Partition key column
Once we've enabled the feature flag, you should see the below setting in the ClickPipe table picker (both during creation and editing of a ClickPipe):
The MySQL ClickPipe uses a column on your source table to logically partition the source tables. This column is called the partition key column. It is used to divide the source table into partitions, which can then be processed in parallel by the ClickPipe.
The partition key column must be indexed in the source table to see a good performance boost. This can be seen by running SHOW INDEX FROM <table_name> in MySQL.
Logical partitioning
Let's talk about the below settings:
Snapshot number of rows per partition
This setting controls how many rows constitute a partition. The ClickPipe will read the source table in chunks of this size, and chunks are processed in parallel based on the initial load parallelism set. The default value is 100,000 rows per partition.
Initial load parallelism
This setting controls how many partitions are processed in parallel. The default value is 4, which means that the ClickPipe will read 4 partitions of the source table in parallel. This can be increased to speed up the initial load, but it is recommended to keep it to a reasonable value depending on your source instance specs to avoid overwhelming the source database. The ClickPipe will automatically adjust the number of partitions based on the size of the source table and the number of rows per partition.
Snapshot number of tables in parallel
Not really related to parallel snapshot, but this setting controls how many tables are processed in parallel during the initial load. The default value is 1. Note that is on top of the parallelism of the partitions, so if you have 4 partitions and 2 tables, the ClickPipe will read 8 partitions in parallel.
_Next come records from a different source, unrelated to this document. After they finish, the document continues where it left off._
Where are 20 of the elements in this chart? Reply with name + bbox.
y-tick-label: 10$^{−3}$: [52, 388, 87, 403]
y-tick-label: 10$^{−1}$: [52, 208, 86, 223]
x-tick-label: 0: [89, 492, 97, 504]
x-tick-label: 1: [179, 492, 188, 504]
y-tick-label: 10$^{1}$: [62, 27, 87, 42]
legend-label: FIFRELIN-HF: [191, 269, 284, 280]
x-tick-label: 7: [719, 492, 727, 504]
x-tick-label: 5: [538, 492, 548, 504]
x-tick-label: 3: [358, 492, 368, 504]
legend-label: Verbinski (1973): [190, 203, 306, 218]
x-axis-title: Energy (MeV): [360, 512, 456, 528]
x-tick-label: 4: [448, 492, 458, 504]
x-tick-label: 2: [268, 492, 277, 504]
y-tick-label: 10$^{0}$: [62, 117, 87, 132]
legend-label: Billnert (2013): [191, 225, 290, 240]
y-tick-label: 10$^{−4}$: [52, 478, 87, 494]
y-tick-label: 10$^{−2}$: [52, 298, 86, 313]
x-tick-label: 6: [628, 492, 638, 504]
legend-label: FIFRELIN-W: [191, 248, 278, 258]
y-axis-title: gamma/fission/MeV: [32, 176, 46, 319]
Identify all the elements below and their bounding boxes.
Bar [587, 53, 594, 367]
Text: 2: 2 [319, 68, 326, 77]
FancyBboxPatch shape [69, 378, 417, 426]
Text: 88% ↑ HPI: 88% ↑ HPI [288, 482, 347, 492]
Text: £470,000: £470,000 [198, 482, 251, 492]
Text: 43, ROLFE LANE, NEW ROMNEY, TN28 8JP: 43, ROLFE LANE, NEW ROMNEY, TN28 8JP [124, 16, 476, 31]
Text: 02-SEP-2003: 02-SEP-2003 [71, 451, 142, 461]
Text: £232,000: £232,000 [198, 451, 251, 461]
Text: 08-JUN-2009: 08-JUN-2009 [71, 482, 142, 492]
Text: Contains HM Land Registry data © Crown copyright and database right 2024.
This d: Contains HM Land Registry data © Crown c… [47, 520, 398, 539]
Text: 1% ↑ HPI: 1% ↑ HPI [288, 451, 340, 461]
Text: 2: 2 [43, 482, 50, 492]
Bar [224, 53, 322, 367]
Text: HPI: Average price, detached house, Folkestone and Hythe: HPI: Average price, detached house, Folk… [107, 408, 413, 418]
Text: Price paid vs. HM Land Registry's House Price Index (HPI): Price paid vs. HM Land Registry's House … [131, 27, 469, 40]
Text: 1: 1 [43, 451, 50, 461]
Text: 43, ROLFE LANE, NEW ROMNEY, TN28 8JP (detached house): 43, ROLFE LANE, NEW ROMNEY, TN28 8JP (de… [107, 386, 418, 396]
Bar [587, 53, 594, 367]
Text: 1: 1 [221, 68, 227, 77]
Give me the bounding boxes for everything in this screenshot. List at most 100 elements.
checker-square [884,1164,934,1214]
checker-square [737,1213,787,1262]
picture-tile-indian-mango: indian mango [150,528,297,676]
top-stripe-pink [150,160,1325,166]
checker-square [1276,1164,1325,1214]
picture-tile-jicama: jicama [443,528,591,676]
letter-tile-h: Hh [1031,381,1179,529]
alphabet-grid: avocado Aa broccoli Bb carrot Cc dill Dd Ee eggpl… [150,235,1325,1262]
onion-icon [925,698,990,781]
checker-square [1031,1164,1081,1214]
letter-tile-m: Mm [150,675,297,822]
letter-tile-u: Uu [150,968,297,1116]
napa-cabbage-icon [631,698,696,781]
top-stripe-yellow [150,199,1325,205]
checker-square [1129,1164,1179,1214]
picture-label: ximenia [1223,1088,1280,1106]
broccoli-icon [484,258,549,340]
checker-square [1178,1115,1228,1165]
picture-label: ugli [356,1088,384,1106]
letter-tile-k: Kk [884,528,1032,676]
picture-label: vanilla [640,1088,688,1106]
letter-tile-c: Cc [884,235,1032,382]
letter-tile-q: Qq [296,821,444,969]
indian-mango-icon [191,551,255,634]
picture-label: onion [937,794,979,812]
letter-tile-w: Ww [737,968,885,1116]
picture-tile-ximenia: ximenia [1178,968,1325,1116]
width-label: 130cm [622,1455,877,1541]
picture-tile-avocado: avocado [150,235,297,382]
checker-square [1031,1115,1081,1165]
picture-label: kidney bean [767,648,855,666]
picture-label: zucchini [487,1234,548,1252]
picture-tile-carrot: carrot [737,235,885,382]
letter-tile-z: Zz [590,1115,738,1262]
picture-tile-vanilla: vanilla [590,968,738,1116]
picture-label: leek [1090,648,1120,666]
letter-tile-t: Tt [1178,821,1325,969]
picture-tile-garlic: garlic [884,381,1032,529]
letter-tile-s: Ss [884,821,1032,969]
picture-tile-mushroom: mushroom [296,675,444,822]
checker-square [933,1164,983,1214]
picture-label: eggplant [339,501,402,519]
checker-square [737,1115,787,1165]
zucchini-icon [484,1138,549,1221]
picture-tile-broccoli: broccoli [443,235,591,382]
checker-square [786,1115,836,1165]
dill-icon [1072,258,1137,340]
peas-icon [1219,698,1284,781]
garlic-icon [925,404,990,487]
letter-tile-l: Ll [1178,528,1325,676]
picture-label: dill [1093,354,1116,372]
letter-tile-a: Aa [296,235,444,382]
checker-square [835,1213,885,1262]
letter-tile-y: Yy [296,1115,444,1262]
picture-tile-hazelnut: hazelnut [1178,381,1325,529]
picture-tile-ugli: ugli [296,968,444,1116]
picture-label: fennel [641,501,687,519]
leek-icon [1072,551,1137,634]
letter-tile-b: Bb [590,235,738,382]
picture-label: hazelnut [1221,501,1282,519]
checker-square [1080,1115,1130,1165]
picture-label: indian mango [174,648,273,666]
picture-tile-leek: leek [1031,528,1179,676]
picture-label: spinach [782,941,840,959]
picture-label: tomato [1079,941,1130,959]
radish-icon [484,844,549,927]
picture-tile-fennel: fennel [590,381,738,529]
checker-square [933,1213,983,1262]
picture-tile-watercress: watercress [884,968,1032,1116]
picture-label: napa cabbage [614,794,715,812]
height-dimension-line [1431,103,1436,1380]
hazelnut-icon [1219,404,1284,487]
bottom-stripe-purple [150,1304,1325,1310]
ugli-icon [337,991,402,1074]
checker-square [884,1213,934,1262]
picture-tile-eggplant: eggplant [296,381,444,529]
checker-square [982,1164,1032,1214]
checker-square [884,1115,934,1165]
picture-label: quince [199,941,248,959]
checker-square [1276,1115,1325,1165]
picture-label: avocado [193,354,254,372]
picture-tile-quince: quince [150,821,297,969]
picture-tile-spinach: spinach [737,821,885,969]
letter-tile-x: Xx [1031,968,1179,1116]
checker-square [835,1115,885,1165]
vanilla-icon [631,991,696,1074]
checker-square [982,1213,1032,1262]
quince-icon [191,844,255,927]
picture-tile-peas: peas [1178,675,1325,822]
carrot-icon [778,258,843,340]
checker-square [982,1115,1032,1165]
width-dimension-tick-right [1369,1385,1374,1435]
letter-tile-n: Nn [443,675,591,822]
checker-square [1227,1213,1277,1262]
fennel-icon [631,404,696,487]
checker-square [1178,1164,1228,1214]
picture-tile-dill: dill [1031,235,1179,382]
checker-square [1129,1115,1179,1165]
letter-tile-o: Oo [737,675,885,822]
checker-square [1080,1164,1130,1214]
Monitoring parallel snapshot in MySQL
You can run SHOW processlist in MySQL to see the parallel snapshot in action. The ClickPipe will create multiple connections to the source database, each reading a different partition of the source table. If you see SELECT queries with different ranges, it means that the ClickPipe is reading the source tables. You can also see the COUNT(*) and the partitioning query in here.
Limitations
- The snapshot parameters cannot be edited after pipe creation. If you want to change them, you will have to create a new ClickPipe.
- When adding tables to an existing ClickPipe, you cannot change the snapshot parameters. The ClickPipe will use the existing parameters for the new tables.
- The partition key column should not contain NULLs, as they are skipped by the partitioning logic.